6:30 pm - Networking
7:00 pm - Seminar & Questions
New Tools and Technology to Accelerate Process Chemical Research and Discovery
The constant pressure to accelerate the chemical research and discovery enterprise forces us to continually challenge and optimize our workflows. This exercise is facilitated through new enabling technology, which often is born out of early-stage prototypes from academic laboratories. The journey from first proof of concept to deployed technology is a convoluted and challenging process, and requires a diverse interdisciplinary team and excellent communication to ensure the goals from all stakeholders are being addressed. Evolving a system from the academic inception to a deployable technology that meets the needs of industrial research can prove to be a research project in itself.
This presentation will highlight several case studies focused on transferring new automation hardware in service of autonomous laboratory experimentation. These new tools are the product of the fusion of machine learning (ML) with advanced robotics and online analytics, which has given rise to the “self-driving” laboratory; a hybrid hardware/software system capable of executing iterative experiments while learning on the fly and deciding what to do next. These tools present enormous potential and may radically alter how scientific research and discovery is executed by dramatically shortening both the time and burden needed to explore new research challenges.

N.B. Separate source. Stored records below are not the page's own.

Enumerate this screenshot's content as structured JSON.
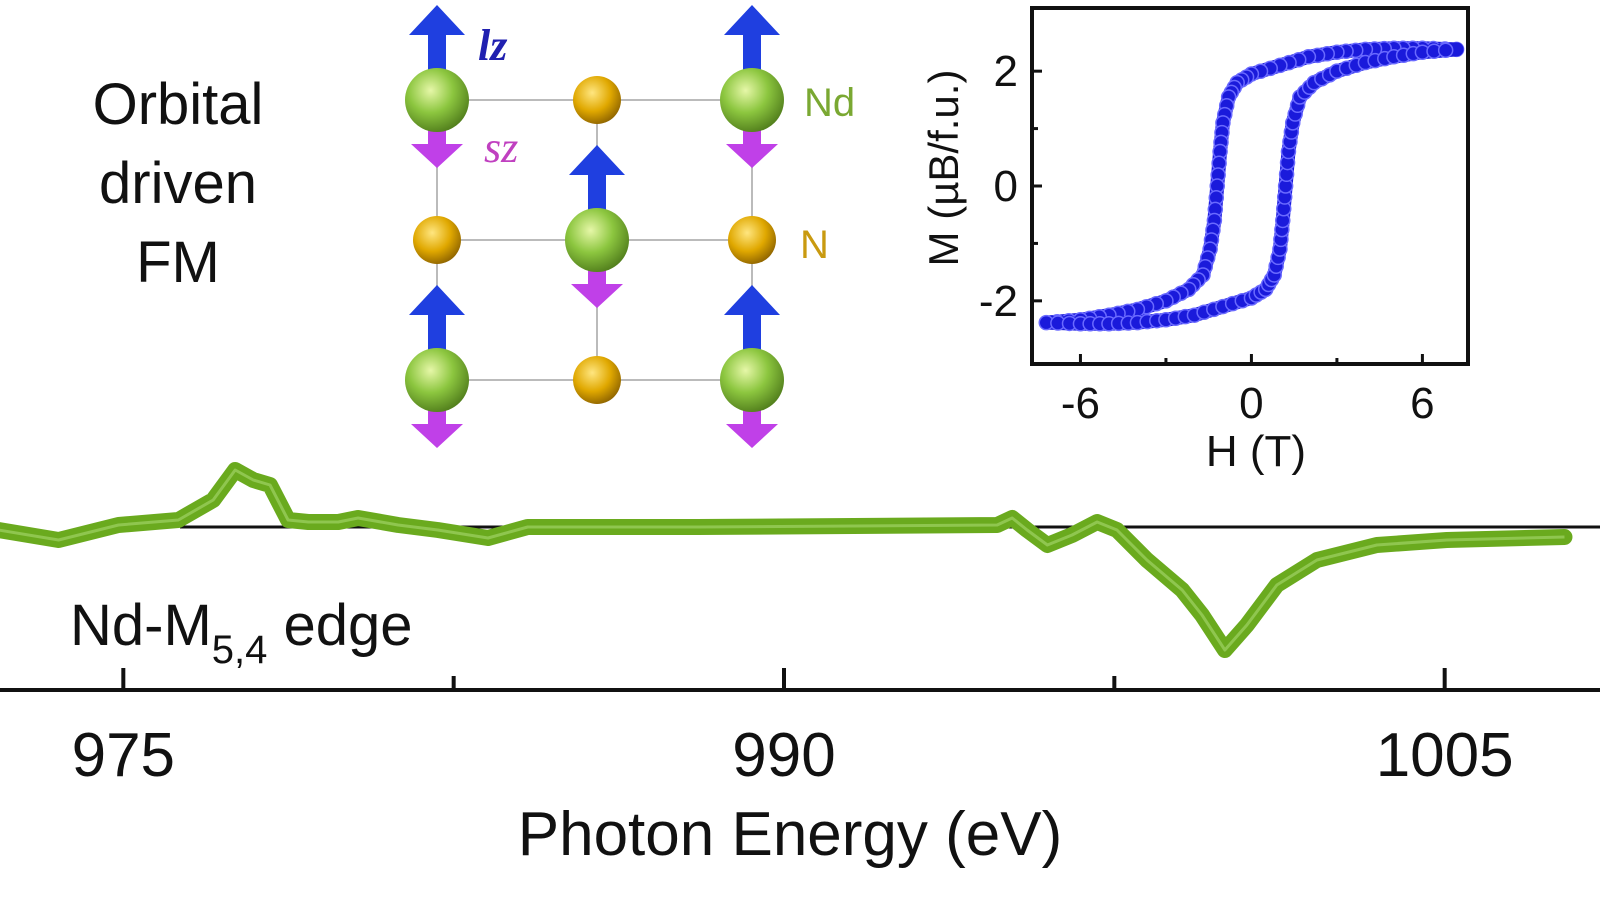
{
  "colors": {
    "xmcd_line": "#6aaa1e",
    "hysteresis_markers": "#1a1adb",
    "nd_atom": "#8cc63f",
    "n_atom": "#e0a800",
    "lz_arrow": "#1f3fe0",
    "sz_arrow": "#c040e8",
    "lz_label": "#2020b0",
    "sz_label": "#c040c0",
    "nd_label": "#7aa832",
    "n_label": "#c99a10"
  },
  "labels": {
    "title_lines": [
      "Orbital",
      "driven",
      "FM"
    ],
    "edge_label_main": "Nd-M",
    "edge_label_sub": "5,4",
    "edge_label_tail": " edge",
    "lz": "lz",
    "sz": "sz",
    "nd": "Nd",
    "n": "N"
  },
  "chart_data": [
    {
      "type": "line",
      "xlabel": "Photon Energy (eV)",
      "ylabel": "",
      "xlim": [
        972.2,
        1007.8
      ],
      "xticks": [
        975,
        990,
        1005
      ],
      "xtick_labels": [
        "975",
        "990",
        "1005"
      ],
      "minor_xticks": [
        982.5,
        997.5
      ],
      "y_axis_shown": false,
      "zero_line": true,
      "y_units": "arbitrary",
      "series": [
        {
          "x": [
            972.17,
            973.53,
            974.89,
            976.25,
            977.04,
            977.54,
            977.95,
            978.33,
            978.74,
            979.2,
            979.88,
            980.33,
            981.24,
            982.14,
            983.28,
            984.18,
            988.04,
            994.84,
            995.18,
            995.52,
            995.98,
            996.54,
            997.11,
            997.56,
            998.24,
            999.04,
            999.49,
            1000.01,
            1000.51,
            1001.19,
            1002.1,
            1003.46,
            1005.05,
            1007.72
          ],
          "y": [
            -0.03,
            -0.13,
            0.02,
            0.07,
            0.27,
            0.57,
            0.47,
            0.42,
            0.07,
            0.05,
            0.05,
            0.09,
            0.02,
            -0.03,
            -0.11,
            0,
            0,
            0.02,
            0.09,
            -0.03,
            -0.18,
            -0.08,
            0.05,
            -0.03,
            -0.33,
            -0.63,
            -0.88,
            -1.23,
            -0.98,
            -0.58,
            -0.33,
            -0.18,
            -0.13,
            -0.1
          ]
        }
      ]
    },
    {
      "type": "scatter",
      "xlabel": "H (T)",
      "ylabel": "M (µB/f.u.)",
      "xlim": [
        -7.7,
        7.6
      ],
      "ylim": [
        -3.1,
        3.1
      ],
      "xticks": [
        -6,
        0,
        6
      ],
      "xtick_labels": [
        "-6",
        "0",
        "6"
      ],
      "yticks": [
        -2,
        0,
        2
      ],
      "ytick_labels": [
        "-2",
        "0",
        "2"
      ],
      "minor_xticks": [
        -3,
        3
      ],
      "minor_yticks": [
        -1,
        1
      ],
      "series": [
        {
          "x": [
            7.2,
            6,
            5,
            4,
            3,
            2,
            1,
            0,
            -0.5,
            -0.8,
            -1.0,
            -1.1,
            -1.2,
            -1.3,
            -1.45,
            -1.7,
            -2.2,
            -3,
            -4,
            -5,
            -6,
            -7.2
          ],
          "y": [
            2.38,
            2.4,
            2.4,
            2.38,
            2.33,
            2.25,
            2.1,
            1.95,
            1.8,
            1.55,
            1.1,
            0.6,
            0.0,
            -0.6,
            -1.1,
            -1.55,
            -1.8,
            -2.0,
            -2.15,
            -2.25,
            -2.33,
            -2.38
          ]
        },
        {
          "x": [
            -7.2,
            -6,
            -5,
            -4,
            -3,
            -2,
            -1,
            0,
            0.5,
            0.8,
            1.0,
            1.1,
            1.2,
            1.3,
            1.45,
            1.7,
            2.2,
            3,
            4,
            5,
            6,
            7.2
          ],
          "y": [
            -2.38,
            -2.4,
            -2.4,
            -2.38,
            -2.33,
            -2.25,
            -2.1,
            -1.95,
            -1.8,
            -1.55,
            -1.1,
            -0.6,
            0.0,
            0.6,
            1.1,
            1.55,
            1.8,
            2.0,
            2.15,
            2.25,
            2.33,
            2.38
          ]
        }
      ]
    }
  ]
}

Biography: Dr. Jason Hein is an Associate Professor in the Department of Chemistry at the University of British Columbia, Canada. Jason Hein received his B.Sc. in Biochemistry in 2000 and Ph.D. in asymmetric reaction methodology in 2005 from the University of Manitoba (NSERC PGS-A/B, Prof. Philip G. Hultin). In 2006, he became an NSERC postdoctoral research fellow with Prof. K. Barry Sharpless and Prof. Valery V. Fokin at the Scripps Research Institute in La Jolla, CA. In 2010, he became a senior research associate with Prof. Donna G. Blackmond at the Scripps Research Institute. He began his independent career at the University of California, Merced in 2011, employing in-situ kinetic reaction analysis to rapidly profile and study complex networks of reactions. In 2015, he moved to the University of British Columbia to continue the development of automated reaction analytical technology to serve mechanistic organic chemistry. His research has resulted in a collection of prototype modular robotic tools and integrated analytical hardware which create the first broadly applicable automated reaction profiling toolkit geared toward enabling autonomous research and discovery. He was the co-lead of Project ADA; the world's first autonomous discovery platform for thin film materials, supported by Natural Resources Canada, co-PI of the MADNESS team supported by the DARPA Accelerated Molecular Discovery Program and an Associate Director of the Acceleration Consortium spearheaded by the University of Toronto.